Introduction
Suppose you want to sample from the truncated normal distribution. One way to do this is to use rejection sampling. But if you do this naïvely then you will run into performance problems. The excellent Devroye (1986) who references Marsaglia (1964) gives an efficient rejection sampling scheme using the Rayleigh distribution. The random-fu package uses the Exponential distribution.
Performance
> {-# OPTIONS_GHC -Wall #-}
> {-# OPTIONS_GHC -fno-warn-name-shadowing #-}
> {-# OPTIONS_GHC -fno-warn-type-defaults #-}
> {-# OPTIONS_GHC -fno-warn-unused-do-bind #-}
> {-# OPTIONS_GHC -fno-warn-missing-methods #-}
> {-# OPTIONS_GHC -fno-warn-orphans #-}
> {-# LANGUAGE FlexibleContexts #-}
> import Control.Monad
> import Data.Random
> import qualified Data.Random.Distribution.Normal as N
> import Data.Random.Source.PureMT
> import Control.Monad.State
Here’s the naïve implementation.
> naiveReject :: Double -> RVar Double
> naiveReject x = doit
> where
> doit = do
> y <- N.stdNormal
> if y < x
> then doit
> else return y
And here’s an implementation using random-fu.
> expReject :: Double -> RVar Double
> expReject x = N.normalTail x
Let’s try running both of them
> n :: Int
> n = 10000000
> lower :: Double
> lower = 2.0
> testExp :: [Double]
> testExp = evalState (replicateM n $ sample (expReject lower)) (pureMT 3)
> testNaive :: [Double]
> testNaive = evalState (replicateM n $ sample (naiveReject lower)) (pureMT 3)
> main :: IO ()
> main = do
> print $ sum testExp
> print $ sum testNaive
Let’s try building and running both the naïve and better tuned versions.
ghc -O2 CompareRejects.hs
As we can see below we get 59.98s and 4.28s, a compelling reason to use the tuned version. And the difference in performance will get worse the less of the tail we wish to sample from.
Tuned
2.3731610476911187e7
11,934,195,432 bytes allocated in the heap
5,257,328 bytes copied during GC
44,312 bytes maximum residency (2 sample(s))
21,224 bytes maximum slop
1 MB total memory in use (0 MB lost due to fragmentation)

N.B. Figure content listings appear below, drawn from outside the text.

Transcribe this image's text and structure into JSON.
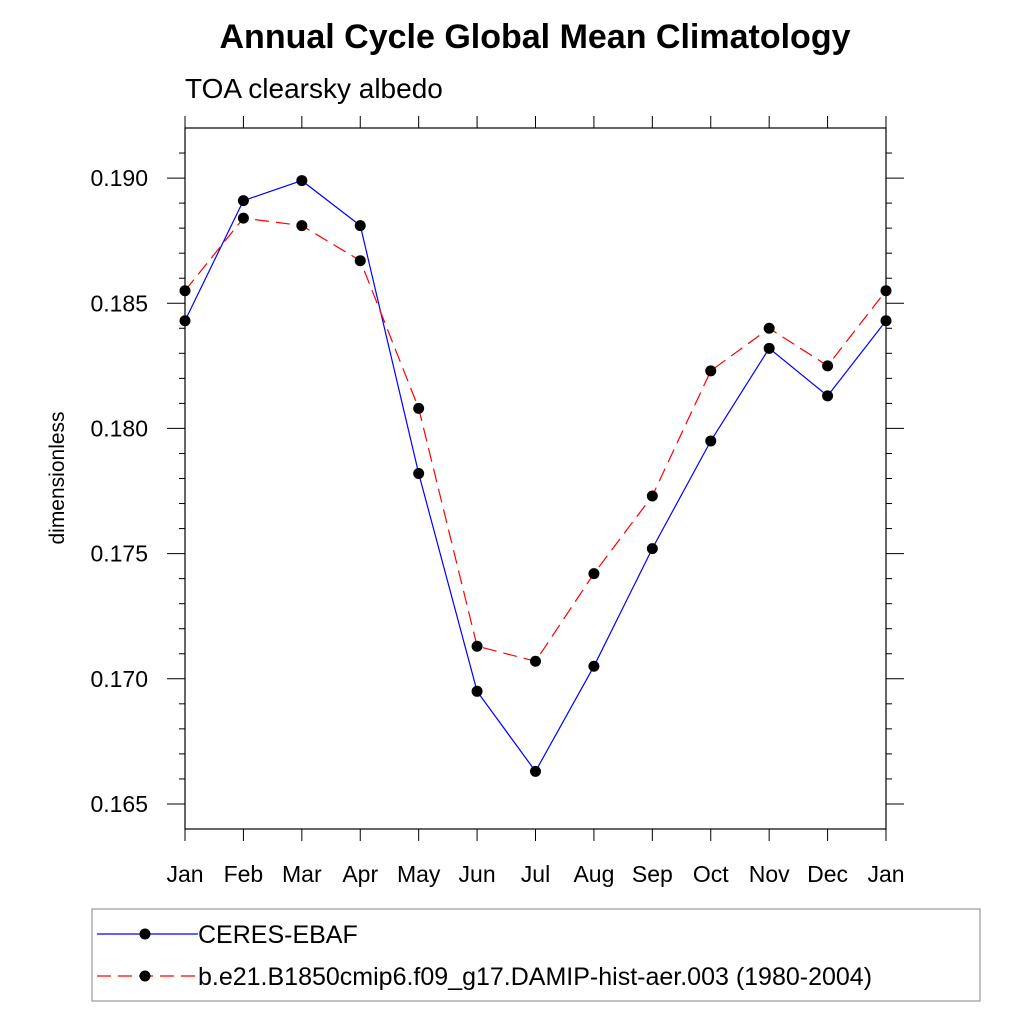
{
  "chart_data": {
    "type": "line",
    "title": "Annual Cycle Global Mean Climatology",
    "subtitle": "TOA clearsky albedo",
    "xlabel": "",
    "ylabel": "dimensionless",
    "categories": [
      "Jan",
      "Feb",
      "Mar",
      "Apr",
      "May",
      "Jun",
      "Jul",
      "Aug",
      "Sep",
      "Oct",
      "Nov",
      "Dec",
      "Jan"
    ],
    "ylim": [
      0.164,
      0.192
    ],
    "yticks": [
      0.165,
      0.17,
      0.175,
      0.18,
      0.185,
      0.19
    ],
    "ytick_labels": [
      "0.165",
      "0.170",
      "0.175",
      "0.180",
      "0.185",
      "0.190"
    ],
    "series": [
      {
        "name": "CERES-EBAF",
        "color": "#0000ff",
        "dash": "solid",
        "values": [
          0.1843,
          0.1891,
          0.1899,
          0.1881,
          0.1782,
          0.1695,
          0.1663,
          0.1705,
          0.1752,
          0.1795,
          0.1832,
          0.1813,
          0.1843
        ]
      },
      {
        "name": "b.e21.B1850cmip6.f09_g17.DAMIP-hist-aer.003 (1980-2004)",
        "color": "#ff0000",
        "dash": "dashed",
        "values": [
          0.1855,
          0.1884,
          0.1881,
          0.1867,
          0.1808,
          0.1713,
          0.1707,
          0.1742,
          0.1773,
          0.1823,
          0.184,
          0.1825,
          0.1855
        ]
      }
    ],
    "legend_position": "bottom"
  }
}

Tot time (elapsed) Avg pause Max pause
Gen 0 23145 colls, 0 par 0.09s 0.11s 0.0000s 0.0001s
Gen 1 2 colls, 0 par 0.00s 0.00s 0.0001s 0.0002s
INIT time 0.00s ( 0.00s elapsed)
MUT time 4.19s ( 4.26s elapsed)
GC time 0.09s ( 0.11s elapsed)
EXIT time 0.00s ( 0.00s elapsed)
Total time 4.28s ( 4.37s elapsed)
%GC time 2.2% (2.6% elapsed)
Alloc rate 2,851,397,967 bytes per MUT second
Productivity 97.8% of total user, 95.7% of total elapsed
Naïve
2.3732073159369867e7
260,450,762,656 bytes allocated in the heap
111,891,960 bytes copied during GC
85,536 bytes maximum residency (2 sample(s))
76,112 bytes maximum slop
1 MB total memory in use (0 MB lost due to fragmentation)

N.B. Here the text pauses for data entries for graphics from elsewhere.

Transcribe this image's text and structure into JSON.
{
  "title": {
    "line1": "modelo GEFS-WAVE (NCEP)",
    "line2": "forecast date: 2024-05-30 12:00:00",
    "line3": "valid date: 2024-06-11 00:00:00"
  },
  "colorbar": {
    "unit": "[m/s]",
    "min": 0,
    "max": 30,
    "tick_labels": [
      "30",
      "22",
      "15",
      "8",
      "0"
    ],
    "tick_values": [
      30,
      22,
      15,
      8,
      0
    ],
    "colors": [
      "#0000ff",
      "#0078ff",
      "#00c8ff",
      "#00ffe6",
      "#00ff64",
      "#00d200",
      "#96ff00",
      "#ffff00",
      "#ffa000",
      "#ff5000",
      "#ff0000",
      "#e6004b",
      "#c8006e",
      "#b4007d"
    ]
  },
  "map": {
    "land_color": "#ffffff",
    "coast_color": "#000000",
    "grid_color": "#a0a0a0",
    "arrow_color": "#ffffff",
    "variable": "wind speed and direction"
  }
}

Tot time (elapsed) Avg pause Max pause
Gen 0 512768 colls, 0 par 1.86s 2.24s 0.0000s 0.0008s
Gen 1 2 colls, 0 par 0.00s 0.00s 0.0001s 0.0002s
INIT time 0.00s ( 0.00s elapsed)
MUT time 58.12s ( 58.99s elapsed)
GC time 1.86s ( 2.24s elapsed)
EXIT time 0.00s ( 0.00s elapsed)
Total time 59.98s ( 61.23s elapsed)
%GC time 3.1% (3.7% elapsed)
Alloc rate 4,481,408,869 bytes per MUT second
Productivity 96.9% of total user, 94.9% of total elapsed
Bibliography
Devroye, L. 1986. Non-Uniform Random Variate Generation. Springer-Verlag. http://books.google.co.uk/books?id=mEw\_AQAAIAAJ.
Marsaglia, G. 1964. “Generating a Variable from the Tail of the Normal Distribution.” J-Technometrics 6 (1): 101–2.